Winners emerge at Gani Fawehinmi Integrity Awards
To recognise efforts towards ensuring a safe and corrupt-free Nigeria, three winners have emerged in the Gani Fawehinmi Impact and Integrity Awards.
The awards, the second in its series, had three categories: Outstanding Integrity Award (OIA), Outstanding Impact Award (OIA), and the Valuable Whistle-Blower Award (VWA).
The two-day event launched the compendium of 100 high profile corruption cases in Nigeria and the awards, in Lagos.
During the launch, Senior Advocate of Nigeria and Human right activist, Femi Falana, called on citizens to get involved in the activities of the nation.
“We have collectively abandoned the governance of our country to a few individuals. We need to monitor budgets and ask question or challenge what we are told. We must insist that the taxes we pay be used to develop our lives. To redeem our culture we have to be politically organised,” he said.
Falana explained that corruption is nurtured and sustained by capitalism.
“Every capitalist state is corrupt. How come the bulk of the stolen money in Nigeria is warehoused by those countries? They sustain their system by using the money to develop their country,” he added.
Chairman, The Democracy Vanguard, Adebola Soetan, noted that among the 100 cases represented in the compendium, 38 involved former governors and some dated back to 12 years. It also cuts across all sector in the country; oil and gas, banking, universities or education, political.
Soetan noted that the system has promoted over-monitised politics, as it is no longer a service agenda but pure business. “We do politics as a business enterprise and nobody cares about community or social responsibility to the people that is why the corruption in government is great,” he said.
Co-ordinator of the African Conflict Prevention and Peace Network, Sina Odugbemi, called for swift judgement in high profile cases, as seen in other petty cases.
At the awards, Sergeant Bashir Umar, won in the Outstanding Integrity Award (OIA), category for the integrity displayed when he and his colleagues while on patrol at the Aminu Kano International Airport, Kano found $37,000 belonging to one Alhaji Ahmad. He had called the owner and returned the money. Other nominees in this category included Deputy Commissioner of Police (DCP) Abba Kyari, and the Bornu State Governor, Prof. Babagana Umara.
Dr. Kadiri Kehinde a senior lecturer at the University of Ilorin, also won the Outstanding Impact Award (OIA), category to beat Pastor Tony Rapu and Imam Abdullahi Abubakar.
Kadiri won the award for using pictures to drive humanitarian projects to rural villages in Kwara State. She used her organisation, “The Grass Root Aid Initiative,” which gets funds through social media crowd funding platforms to provide clean and safe water to vulnerable communities in the country.
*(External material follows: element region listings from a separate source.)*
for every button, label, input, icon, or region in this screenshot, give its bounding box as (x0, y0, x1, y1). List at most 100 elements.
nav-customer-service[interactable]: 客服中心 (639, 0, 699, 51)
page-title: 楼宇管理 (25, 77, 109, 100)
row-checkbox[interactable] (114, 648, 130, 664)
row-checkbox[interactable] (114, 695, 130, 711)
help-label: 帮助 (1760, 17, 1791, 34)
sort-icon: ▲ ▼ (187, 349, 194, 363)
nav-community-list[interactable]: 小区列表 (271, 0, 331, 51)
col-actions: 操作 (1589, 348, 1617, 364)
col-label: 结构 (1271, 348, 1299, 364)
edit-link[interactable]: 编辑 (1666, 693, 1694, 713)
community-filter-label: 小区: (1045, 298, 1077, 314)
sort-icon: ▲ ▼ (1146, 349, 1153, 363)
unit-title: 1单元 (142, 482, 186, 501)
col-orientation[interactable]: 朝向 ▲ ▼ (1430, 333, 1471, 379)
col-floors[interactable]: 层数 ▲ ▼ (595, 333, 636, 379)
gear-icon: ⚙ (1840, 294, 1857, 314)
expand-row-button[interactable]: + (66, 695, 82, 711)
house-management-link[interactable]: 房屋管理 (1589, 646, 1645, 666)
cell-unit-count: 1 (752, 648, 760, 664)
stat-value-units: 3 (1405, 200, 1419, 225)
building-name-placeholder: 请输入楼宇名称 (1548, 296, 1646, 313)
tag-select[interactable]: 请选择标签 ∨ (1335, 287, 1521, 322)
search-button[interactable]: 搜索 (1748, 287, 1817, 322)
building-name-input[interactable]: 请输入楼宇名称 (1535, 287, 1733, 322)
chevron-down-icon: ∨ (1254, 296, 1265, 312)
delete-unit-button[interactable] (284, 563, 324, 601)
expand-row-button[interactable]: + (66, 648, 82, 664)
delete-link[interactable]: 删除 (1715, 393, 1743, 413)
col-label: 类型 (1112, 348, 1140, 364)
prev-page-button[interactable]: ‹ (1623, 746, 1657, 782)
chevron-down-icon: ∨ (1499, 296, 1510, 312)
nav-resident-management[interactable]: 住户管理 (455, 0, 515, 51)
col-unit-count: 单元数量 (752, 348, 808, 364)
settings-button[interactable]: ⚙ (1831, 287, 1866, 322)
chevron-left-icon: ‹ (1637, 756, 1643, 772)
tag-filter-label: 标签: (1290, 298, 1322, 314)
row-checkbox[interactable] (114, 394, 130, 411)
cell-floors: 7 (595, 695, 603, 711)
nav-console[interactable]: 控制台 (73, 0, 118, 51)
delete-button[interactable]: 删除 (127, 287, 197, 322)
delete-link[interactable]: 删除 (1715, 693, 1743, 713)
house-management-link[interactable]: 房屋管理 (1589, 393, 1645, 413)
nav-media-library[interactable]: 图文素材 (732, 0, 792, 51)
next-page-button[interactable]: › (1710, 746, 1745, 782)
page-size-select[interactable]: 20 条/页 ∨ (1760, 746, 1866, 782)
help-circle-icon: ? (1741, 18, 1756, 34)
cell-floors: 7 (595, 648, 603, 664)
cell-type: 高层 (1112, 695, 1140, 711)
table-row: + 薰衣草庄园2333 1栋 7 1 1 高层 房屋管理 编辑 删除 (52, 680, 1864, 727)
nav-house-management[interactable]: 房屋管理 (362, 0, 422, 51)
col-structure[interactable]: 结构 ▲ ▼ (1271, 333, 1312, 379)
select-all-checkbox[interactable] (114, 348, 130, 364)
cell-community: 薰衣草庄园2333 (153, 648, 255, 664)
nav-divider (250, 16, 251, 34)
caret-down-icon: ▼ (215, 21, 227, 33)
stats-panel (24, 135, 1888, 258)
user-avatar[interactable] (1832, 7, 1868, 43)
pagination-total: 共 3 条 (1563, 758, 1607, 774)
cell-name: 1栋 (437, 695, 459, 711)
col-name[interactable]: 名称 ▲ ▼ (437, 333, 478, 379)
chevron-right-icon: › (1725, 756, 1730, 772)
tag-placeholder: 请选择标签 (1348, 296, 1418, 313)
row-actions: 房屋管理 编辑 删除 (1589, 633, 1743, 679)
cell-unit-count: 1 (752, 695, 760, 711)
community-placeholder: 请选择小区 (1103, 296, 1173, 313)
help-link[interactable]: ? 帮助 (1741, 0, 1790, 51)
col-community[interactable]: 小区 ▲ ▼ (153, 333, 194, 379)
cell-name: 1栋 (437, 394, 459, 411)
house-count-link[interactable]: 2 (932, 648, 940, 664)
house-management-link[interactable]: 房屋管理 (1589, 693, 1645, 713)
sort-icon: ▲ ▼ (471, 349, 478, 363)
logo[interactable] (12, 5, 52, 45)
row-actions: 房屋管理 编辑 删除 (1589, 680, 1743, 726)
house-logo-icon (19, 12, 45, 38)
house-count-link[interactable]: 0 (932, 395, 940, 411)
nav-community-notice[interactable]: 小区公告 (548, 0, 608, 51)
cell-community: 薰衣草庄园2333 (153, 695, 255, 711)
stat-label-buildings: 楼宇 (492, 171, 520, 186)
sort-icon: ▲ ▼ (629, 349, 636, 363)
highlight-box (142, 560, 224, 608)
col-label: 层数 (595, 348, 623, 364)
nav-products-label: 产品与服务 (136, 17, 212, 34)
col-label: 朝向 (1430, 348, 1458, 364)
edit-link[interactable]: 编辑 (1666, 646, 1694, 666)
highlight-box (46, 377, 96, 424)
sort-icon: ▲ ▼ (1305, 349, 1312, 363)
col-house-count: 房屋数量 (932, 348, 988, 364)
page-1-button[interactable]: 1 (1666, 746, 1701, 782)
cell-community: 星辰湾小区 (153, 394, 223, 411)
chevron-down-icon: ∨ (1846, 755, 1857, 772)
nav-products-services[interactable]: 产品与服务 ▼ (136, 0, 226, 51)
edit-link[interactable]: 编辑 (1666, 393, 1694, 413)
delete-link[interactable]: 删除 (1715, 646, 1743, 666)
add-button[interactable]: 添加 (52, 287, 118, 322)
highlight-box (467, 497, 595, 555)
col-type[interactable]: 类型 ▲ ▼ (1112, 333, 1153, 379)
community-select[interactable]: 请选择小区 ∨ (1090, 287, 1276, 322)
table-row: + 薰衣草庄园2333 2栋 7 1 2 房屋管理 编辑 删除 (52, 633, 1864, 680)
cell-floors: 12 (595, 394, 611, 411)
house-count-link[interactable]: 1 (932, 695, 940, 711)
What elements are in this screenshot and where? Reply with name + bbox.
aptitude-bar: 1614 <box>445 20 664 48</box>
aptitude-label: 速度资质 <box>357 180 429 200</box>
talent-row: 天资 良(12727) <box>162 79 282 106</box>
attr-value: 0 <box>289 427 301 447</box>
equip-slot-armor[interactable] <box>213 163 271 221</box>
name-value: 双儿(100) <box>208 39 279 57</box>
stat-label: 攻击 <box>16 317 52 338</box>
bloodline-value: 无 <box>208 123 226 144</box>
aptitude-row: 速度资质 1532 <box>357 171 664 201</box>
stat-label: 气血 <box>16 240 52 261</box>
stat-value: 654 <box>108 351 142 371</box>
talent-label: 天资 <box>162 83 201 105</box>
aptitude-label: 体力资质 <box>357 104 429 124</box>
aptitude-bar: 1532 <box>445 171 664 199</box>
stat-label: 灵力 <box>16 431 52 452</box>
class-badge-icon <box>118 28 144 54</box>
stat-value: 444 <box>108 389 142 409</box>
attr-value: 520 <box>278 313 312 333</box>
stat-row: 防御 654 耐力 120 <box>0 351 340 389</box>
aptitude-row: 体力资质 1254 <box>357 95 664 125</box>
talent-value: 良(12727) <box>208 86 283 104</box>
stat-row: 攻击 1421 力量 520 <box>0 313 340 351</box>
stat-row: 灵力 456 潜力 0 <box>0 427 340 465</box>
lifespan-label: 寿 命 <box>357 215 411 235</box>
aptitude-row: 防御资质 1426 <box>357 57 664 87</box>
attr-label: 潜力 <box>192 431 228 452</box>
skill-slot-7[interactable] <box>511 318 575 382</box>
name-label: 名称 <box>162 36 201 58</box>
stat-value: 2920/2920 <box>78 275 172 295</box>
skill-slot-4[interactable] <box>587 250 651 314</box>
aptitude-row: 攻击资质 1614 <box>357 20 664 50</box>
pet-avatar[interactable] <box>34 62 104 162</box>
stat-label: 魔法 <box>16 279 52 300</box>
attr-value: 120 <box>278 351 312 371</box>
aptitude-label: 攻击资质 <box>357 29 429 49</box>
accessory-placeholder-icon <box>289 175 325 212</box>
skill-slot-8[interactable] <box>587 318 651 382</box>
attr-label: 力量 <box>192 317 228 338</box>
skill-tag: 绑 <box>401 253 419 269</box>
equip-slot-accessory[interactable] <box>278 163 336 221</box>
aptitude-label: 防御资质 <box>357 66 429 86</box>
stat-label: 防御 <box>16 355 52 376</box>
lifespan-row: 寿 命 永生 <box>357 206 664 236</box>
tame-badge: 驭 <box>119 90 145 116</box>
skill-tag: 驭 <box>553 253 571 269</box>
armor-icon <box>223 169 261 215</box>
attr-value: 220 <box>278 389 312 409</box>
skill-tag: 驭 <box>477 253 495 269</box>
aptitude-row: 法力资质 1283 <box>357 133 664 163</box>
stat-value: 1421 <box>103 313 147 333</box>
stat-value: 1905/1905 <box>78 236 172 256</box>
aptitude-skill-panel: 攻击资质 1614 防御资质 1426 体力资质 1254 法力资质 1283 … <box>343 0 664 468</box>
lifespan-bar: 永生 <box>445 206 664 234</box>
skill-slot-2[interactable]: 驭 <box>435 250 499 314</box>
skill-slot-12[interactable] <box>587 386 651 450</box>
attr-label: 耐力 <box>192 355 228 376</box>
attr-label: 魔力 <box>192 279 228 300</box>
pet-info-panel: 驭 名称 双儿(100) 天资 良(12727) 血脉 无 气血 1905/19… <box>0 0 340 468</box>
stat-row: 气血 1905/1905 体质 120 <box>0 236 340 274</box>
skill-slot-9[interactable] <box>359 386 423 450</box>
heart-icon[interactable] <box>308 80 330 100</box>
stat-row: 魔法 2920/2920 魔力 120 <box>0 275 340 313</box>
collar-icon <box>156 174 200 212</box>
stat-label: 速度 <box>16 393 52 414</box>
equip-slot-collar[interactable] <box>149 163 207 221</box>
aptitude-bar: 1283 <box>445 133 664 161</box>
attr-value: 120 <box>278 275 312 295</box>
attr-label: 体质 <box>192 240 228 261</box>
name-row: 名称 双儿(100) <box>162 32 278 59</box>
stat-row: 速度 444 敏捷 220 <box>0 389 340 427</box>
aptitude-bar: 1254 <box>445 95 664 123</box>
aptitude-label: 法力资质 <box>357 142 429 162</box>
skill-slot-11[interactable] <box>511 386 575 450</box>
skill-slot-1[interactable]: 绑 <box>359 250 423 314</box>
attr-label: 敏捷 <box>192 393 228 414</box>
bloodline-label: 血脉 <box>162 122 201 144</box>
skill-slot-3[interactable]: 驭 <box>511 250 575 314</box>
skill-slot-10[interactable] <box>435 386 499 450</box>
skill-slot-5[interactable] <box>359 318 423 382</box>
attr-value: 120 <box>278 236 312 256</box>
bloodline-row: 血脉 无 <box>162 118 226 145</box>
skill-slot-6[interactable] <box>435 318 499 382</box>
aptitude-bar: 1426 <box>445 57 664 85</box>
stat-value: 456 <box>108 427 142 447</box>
The Whistle Blower Award (WBA) winner was Murtala Ibrahim, Unit Head, ICT/Process Audit and Special Investigation Unit at the Federal Mortgage Bank of Nigeria (FMBN),/ who paid with his job for exposing corruption in the bank. Ibrahim, while receiving the award called for everybody’s support in fighting corruption in the country.
The event, organised by the Human and Environment Development Agenda (HEDA Resource Centre), and supported by MacArthur Foundation, was in honour of the late human rights icon, who died of cancer in 2009.
Speaking at the event, wife of detained journalist, Mrs Violet Agba, while receiving the certificate of recognition in the Whistle Blower Award (WBA) category, noted that Nigeria’s human rights is under threat, and urged citizens to speak up.
“It is time to speak with one voice to defend our unity and democracy as we have no other home. “Nigerians should not be intimidated with the current dictatorship displayed by the government,” she said.